Our processed data is ready to go. How do we publish it to a key/value store for consumption?
With a few records, we care about ease of use. As our data grows, we care about scaling. Project Voldemort is distributed key/value storage system which is easy to use and which scales well too. Voldemort supports building read-only stores on Hadoop and loading them directly from the hadoop cluster to the voldemort cluster.
Initially, we will write individual records to a Voldemort BDB store. As our data grows, we can build and push entire read-only stores from hadoop to an operational cluster with a few commands.
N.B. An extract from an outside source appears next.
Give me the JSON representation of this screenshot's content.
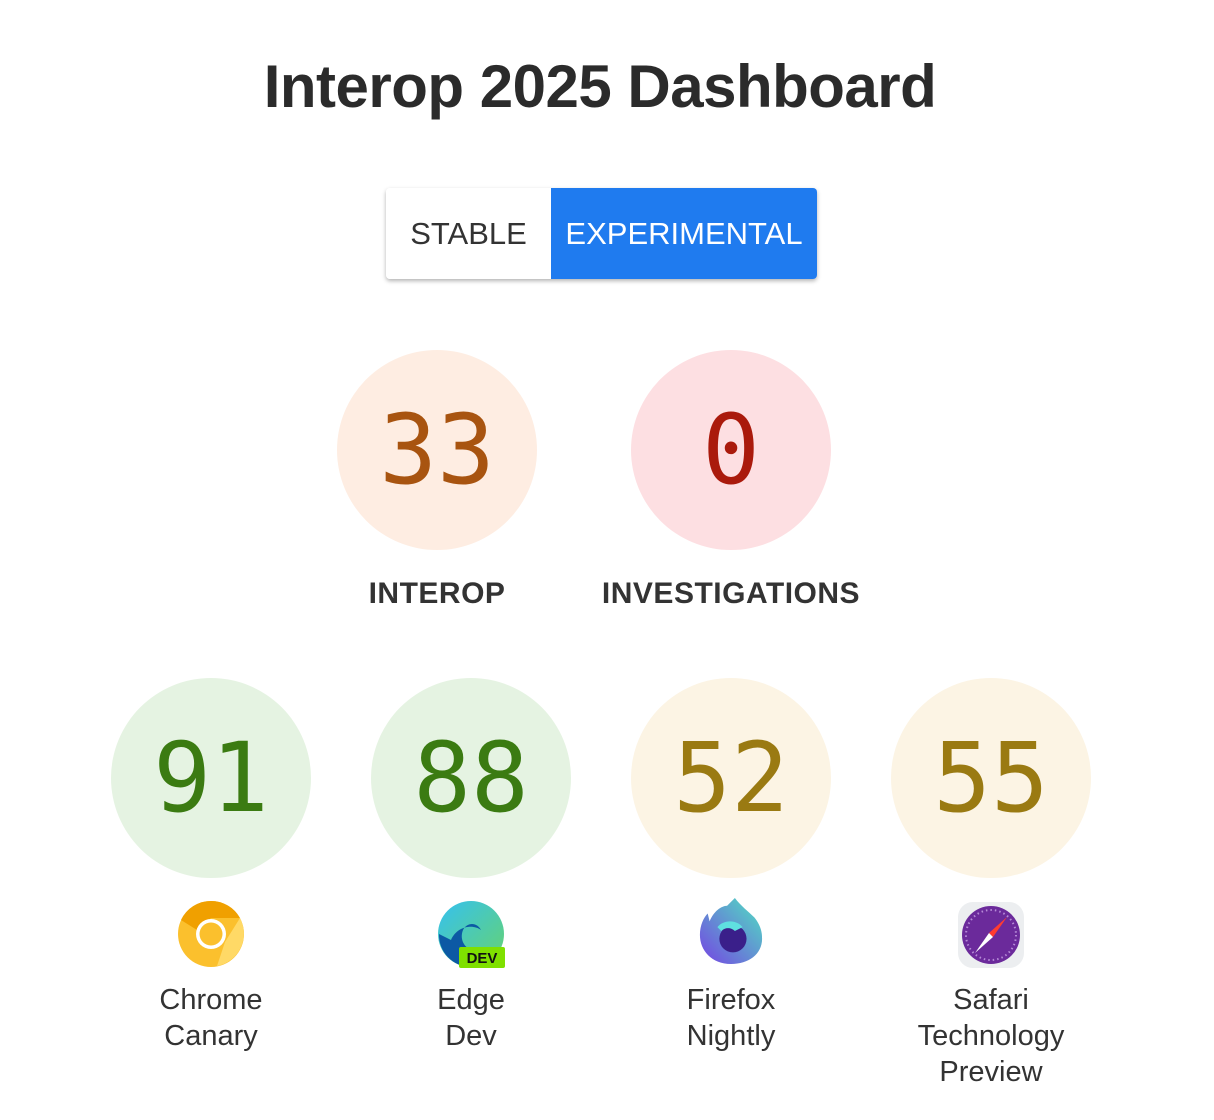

Download and unpack voldemort:
cd
wget --no-check-certificate https://github.com/downloads/voldemort/voldemort/voldemort-0.90.1.tar.gz
tar -xvzf voldemort-0.90.1.tar.gz
cd voldemort-0.90.1
Follow the instructions here to start voldemort:
bin/voldemort-server.sh config/single_node_cluster > /tmp/voldemort.log &Install the voldemort-rb gem. Works with JRuby too:
gem install nokogiri
gem install ruby_protobuf
gem install voldemort-rb
Now in ruby we connect to our voldemort cluster, loop through our avro records and insert a new entry for each:
require 'rubygems'
require 'avro'
require 'voldemort-rb'
require 'json'
client = VoldemortClient.new("test", "localhost:6666")
file = File.open('/tmp/per_user.avro/part-r-00000.avro', 'r+')
dr = Avro::DataFile::Reader.new(file, Avro::IO::DatumReader.new)
dr.each do |record|
client.put record["user_key"], JSON(record["messages"])
end
Finally… we want to see our data in the browser. A one-page Sinatra web app gets us there. Install Sinatra:
gem install sinatra
require 'rubygems'
require 'sinatra'
require 'avro'
require 'voldemort-rb'
require 'json'
# connect to voldemort
client = VoldemortClient.new("test", "localhost:6666")
get '/messages_per_user_id/:user_id' do |user_id|
client.get "messages_per_user_id:#{user_id}"
end
We can see our plumbed data at http://localhost:4567/messages_per_user_id/1 or http://localhost:4567/messages_per_user_id/2
The data at http://localhost:4567/messages_per_user_id/1 looks like this:
[{"message_id":12},{"message_id":11}]Note that we haven’t touched Hadoop yet. :) It is simply not neccessary to do so, in order to get started using the tools. We’ve made platform choices that will let us aggregate and mine data at scale, and we’ve gotten them up and running in a few minutes on our local machines.
In future posts, we’ll extend this to work at scale on Amazon Web Services and Heroku.